Let’s say we have Udi’s model in production and we assign this new requirement to Tom, our very cool support developer.  Of course, our good support programmer choses to create a new service.  He doesn’t want to regression test thousands of lines of code that he didn’t change.  So he copies the existing service, changes the process code, and puts it out on the test server.  Of course, Tom would also realize that he has copied the code for the fine-grained database work to two places.  That code is not different between the services, but it could get there. Fixing a bug would have to happen twice.  Bad.  So Tom promptly creates a fine-grained service that both orchestration services will call and refactors out the common code.  Viola’  Udi’s model just migrated and morphed into mine. 

So with all due respect to an excellent architect, I say this: just as water seeks a level, design seeks stability.  If you build a design that, when kicked with a change, immediately folds to another design, the second design may be more stable than the first.  Why not start there? 

The sync/async point is not meaningful.  It is a tradeoff.  I maintain that I made the more appropriate one given the tangible example at hand. 

By |2006-10-27T04:09:00+00:00October 27th, 2006|Enterprise Architecture|2 Comments

About the Author:

President of Vanguard EA, an Enterprise Architecture consulting firm in Seattle focused on the Pacific coast of the US. Nick has over 30 years of professional experience in management, systems, and technology. He is the co-author of the influential paper "Perspectives on Enterprise Architecture" with Dr. Brian Cameron that effectively defined modern Enterprise Architecture practices, and he is frequent speaker at public gatherings on Enterprise Architecture and related topics. He coauthored a book on Visual Storytelling with Martin Sykes and Mark West titled "Stories That Move Mountains".

2 Comments

  1. Udi Dahan -The Software Simplist October 28, 2006 at 7:43 am - Reply

    "So there are architectural tradeoffs between the two designs: Udi wins for scalability, while I get performance."

    How do you measure performance? In my opinion, there is a function which translates scalability to performance.

    P = F(S, H)

    Where P is performance, S is scalability, and H is hardware (including network and all other non-software elements).

    One thing we can say about F and that is that for a scalable system (certain values of S), then P increases with H.

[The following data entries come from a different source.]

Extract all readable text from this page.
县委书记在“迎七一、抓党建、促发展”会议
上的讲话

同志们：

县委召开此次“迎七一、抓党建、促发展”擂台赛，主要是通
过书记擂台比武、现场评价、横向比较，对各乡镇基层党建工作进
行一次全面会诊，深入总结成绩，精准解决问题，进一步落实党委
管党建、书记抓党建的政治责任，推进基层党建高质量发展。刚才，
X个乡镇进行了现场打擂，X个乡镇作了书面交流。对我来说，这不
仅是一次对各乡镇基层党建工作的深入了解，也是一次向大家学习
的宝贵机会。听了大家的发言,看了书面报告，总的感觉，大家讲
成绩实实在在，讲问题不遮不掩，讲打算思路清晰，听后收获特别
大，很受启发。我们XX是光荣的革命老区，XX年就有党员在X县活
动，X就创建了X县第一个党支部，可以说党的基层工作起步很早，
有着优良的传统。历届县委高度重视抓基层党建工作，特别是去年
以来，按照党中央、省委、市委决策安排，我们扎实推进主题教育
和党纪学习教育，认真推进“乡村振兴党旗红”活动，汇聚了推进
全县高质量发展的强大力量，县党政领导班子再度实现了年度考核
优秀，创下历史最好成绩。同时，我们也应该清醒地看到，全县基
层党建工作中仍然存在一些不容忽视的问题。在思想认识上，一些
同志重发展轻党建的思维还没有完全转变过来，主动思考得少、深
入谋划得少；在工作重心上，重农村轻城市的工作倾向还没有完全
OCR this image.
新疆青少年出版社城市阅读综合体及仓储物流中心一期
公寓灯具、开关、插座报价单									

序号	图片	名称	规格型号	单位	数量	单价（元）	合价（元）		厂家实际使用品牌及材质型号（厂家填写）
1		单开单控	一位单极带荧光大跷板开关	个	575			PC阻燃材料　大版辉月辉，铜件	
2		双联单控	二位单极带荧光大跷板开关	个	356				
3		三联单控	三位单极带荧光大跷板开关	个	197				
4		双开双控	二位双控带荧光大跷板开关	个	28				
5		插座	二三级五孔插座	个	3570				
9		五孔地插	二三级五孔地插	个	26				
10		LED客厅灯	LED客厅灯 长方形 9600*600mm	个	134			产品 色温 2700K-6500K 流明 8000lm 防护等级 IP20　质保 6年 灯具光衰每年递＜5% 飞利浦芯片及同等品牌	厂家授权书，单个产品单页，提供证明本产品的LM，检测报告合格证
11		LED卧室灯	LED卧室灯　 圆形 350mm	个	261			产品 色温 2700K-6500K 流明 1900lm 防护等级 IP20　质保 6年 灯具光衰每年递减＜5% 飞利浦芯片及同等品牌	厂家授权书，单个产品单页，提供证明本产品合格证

    In which case, could not a scalable system achieve higher performance than a performant but non-scalable system?

  2. NickMalik October 29, 2006 at 2:03 am - Reply

    Interesting formula, Udi.  Problem is that your function is not continuous.  It is therefore not valid to use it for extrapolation.  

    In other words, if you need 350ms response time, and your architecture cannot respond faster than 1,200ms response time, with no load, then adding hardware isn’t going to help.  

    Performance doesn’t go up beyond the constrained maximum indicated by the architecture.  

    So, no, creating an architecture that doesn’t meet performance criteria cannot be papered over by adding hardware.  Note that data centers are reducing hardware these days, not adding it.  You won’t make friends by suggesting that the solution to a problem is to put in a server.

    Note that the async nature of your design is NOT what I am concerned about.  The entire ‘performance’ thread is a red herring.  I’m concerned about coupling.  You appear to be recommending a tightly coupled design.  That is the chief point of my disagreement.  Are you willing to address that point or do you concede that you are suggesting a tightly coupled service design?